Warum Stepanovic einen Trainerwechsel jetzt für sinnlos hält
Stepanovic betont, dass ein Trainerwechsel in dieser Phase der Saison nichts bringen würde. „Die Spieler müssen endlich liefern, nicht der Trainer“, sagt er. Er warnt davor, kurzfristig zu handeln und dadurch noch mehr Unruhe zu stiften. Ein neuer Trainer bräuchte Zeit, die man nicht habe.
Warnung vor Not-Einsatz von Idol Alex Meier
Besonders deutlich wird Stepanovic, als er über mögliche Notlösungen spricht.

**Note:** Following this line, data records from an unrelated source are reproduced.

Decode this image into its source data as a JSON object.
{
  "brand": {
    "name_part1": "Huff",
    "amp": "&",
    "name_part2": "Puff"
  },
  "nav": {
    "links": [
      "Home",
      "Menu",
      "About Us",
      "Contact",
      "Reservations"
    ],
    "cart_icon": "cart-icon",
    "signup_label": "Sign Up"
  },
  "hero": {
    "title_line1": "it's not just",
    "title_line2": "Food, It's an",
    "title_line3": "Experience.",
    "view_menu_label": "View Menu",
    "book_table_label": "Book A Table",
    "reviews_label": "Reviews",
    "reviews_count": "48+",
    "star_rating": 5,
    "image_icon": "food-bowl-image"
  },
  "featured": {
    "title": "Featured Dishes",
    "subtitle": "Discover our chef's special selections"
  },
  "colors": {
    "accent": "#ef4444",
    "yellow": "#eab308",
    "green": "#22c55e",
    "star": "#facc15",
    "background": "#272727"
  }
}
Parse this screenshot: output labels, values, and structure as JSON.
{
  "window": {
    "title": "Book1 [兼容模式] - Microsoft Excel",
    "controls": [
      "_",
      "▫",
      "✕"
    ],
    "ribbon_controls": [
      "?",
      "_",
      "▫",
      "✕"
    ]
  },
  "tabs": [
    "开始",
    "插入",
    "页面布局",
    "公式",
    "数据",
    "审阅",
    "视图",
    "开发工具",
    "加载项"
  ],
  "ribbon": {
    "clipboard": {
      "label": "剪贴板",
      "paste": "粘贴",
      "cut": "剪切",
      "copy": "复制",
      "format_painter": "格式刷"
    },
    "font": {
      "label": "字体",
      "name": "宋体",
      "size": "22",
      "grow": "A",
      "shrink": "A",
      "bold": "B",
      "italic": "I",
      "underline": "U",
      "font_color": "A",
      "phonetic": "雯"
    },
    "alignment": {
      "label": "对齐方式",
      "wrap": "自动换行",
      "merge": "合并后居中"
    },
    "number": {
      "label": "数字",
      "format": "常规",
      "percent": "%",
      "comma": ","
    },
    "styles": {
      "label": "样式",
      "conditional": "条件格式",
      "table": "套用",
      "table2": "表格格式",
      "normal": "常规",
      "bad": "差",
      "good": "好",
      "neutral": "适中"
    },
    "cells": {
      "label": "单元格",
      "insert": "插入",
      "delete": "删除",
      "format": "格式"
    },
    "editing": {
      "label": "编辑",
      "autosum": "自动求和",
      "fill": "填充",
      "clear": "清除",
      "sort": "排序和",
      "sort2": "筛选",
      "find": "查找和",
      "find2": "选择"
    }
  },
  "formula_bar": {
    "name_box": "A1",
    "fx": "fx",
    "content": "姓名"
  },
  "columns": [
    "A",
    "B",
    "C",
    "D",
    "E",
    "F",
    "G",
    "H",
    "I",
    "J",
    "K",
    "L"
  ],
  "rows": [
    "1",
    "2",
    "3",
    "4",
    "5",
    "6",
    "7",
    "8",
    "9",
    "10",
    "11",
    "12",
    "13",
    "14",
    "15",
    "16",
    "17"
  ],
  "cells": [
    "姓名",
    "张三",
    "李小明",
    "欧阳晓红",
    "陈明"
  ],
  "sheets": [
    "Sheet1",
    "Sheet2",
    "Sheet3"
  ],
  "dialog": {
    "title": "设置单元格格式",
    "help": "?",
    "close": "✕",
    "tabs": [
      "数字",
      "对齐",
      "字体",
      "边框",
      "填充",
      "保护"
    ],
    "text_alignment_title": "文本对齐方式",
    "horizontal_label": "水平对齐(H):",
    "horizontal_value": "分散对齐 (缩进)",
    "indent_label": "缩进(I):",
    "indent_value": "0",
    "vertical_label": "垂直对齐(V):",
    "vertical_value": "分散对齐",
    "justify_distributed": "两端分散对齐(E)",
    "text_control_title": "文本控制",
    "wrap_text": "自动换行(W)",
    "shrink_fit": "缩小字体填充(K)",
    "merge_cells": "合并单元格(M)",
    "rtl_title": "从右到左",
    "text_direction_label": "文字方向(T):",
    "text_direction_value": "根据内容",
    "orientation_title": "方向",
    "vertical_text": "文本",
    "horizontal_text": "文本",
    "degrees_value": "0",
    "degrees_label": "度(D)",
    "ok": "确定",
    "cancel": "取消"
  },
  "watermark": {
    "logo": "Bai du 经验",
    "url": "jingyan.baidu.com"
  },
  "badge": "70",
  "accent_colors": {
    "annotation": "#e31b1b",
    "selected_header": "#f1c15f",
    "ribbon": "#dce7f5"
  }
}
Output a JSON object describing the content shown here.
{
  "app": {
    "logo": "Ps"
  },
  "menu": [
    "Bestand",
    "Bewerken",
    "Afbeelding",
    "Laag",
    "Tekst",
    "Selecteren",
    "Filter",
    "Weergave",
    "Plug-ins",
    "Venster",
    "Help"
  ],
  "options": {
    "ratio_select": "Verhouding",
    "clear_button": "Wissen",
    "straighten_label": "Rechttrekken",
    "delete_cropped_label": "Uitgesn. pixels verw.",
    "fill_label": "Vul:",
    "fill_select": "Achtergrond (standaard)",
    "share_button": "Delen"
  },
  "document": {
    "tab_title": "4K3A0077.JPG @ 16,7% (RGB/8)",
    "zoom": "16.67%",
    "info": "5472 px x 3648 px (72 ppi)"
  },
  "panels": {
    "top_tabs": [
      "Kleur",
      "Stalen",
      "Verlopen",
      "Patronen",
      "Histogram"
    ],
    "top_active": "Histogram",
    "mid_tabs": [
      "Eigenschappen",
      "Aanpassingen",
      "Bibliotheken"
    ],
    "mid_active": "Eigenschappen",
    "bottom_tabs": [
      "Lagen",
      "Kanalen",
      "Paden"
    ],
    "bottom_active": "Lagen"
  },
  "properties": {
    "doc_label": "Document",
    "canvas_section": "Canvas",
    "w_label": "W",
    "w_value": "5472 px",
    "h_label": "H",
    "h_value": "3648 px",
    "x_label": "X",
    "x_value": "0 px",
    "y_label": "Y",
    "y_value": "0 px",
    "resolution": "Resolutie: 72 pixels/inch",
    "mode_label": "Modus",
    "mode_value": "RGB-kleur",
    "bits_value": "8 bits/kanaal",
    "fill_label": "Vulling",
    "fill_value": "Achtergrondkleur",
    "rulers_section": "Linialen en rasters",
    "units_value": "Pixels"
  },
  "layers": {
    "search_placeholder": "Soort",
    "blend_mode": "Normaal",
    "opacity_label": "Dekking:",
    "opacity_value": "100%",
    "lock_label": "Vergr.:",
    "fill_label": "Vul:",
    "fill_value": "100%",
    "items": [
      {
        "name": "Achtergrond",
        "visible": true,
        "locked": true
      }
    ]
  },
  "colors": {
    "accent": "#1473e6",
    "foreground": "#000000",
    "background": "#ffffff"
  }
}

Selbst eine Rückkehr von Vereinsidol Alex Meier als Interimstrainer hält er für riskant. „Das wäre ein emotionaler Schritt, der nach hinten losgehen könnte“, so Stepi. Er fordert stattdessen, dass die Mannschaft endlich Verantwortung übernimmt.
Für Stepanovic wäre Tabellenplatz 7 am Saisonende ein kleines Wunder. „Angesichts der Leistungen der letzten Wochen wäre das ein riesiger Erfolg“, meint er. Die Mannschaft müsse sich jetzt zusammenreißen und in Dortmund alles geben. Nur so könne man die Wende schaffen.
Die Kritik von Stepanovic richtet sich vor allem an die Spieler. Er wirft ihnen vor, nicht genug zu kämpfen und taktische Vorgaben nicht umzusetzen. „Die Eintracht hat schon ganz andere Krisen gemeistert“, erinnert er und appelliert an den Stolz der Mannschaft.
Das Endspiel in Dortmund wird zeigen, ob Riera die Kurve kriegt. Stepanovic hofft auf eine Trotzreaktion – und warnt gleichzeitig vor den Konsequenzen einer Niederlage. „Dann wird die Diskussion neu entfacht“, prophezeit er.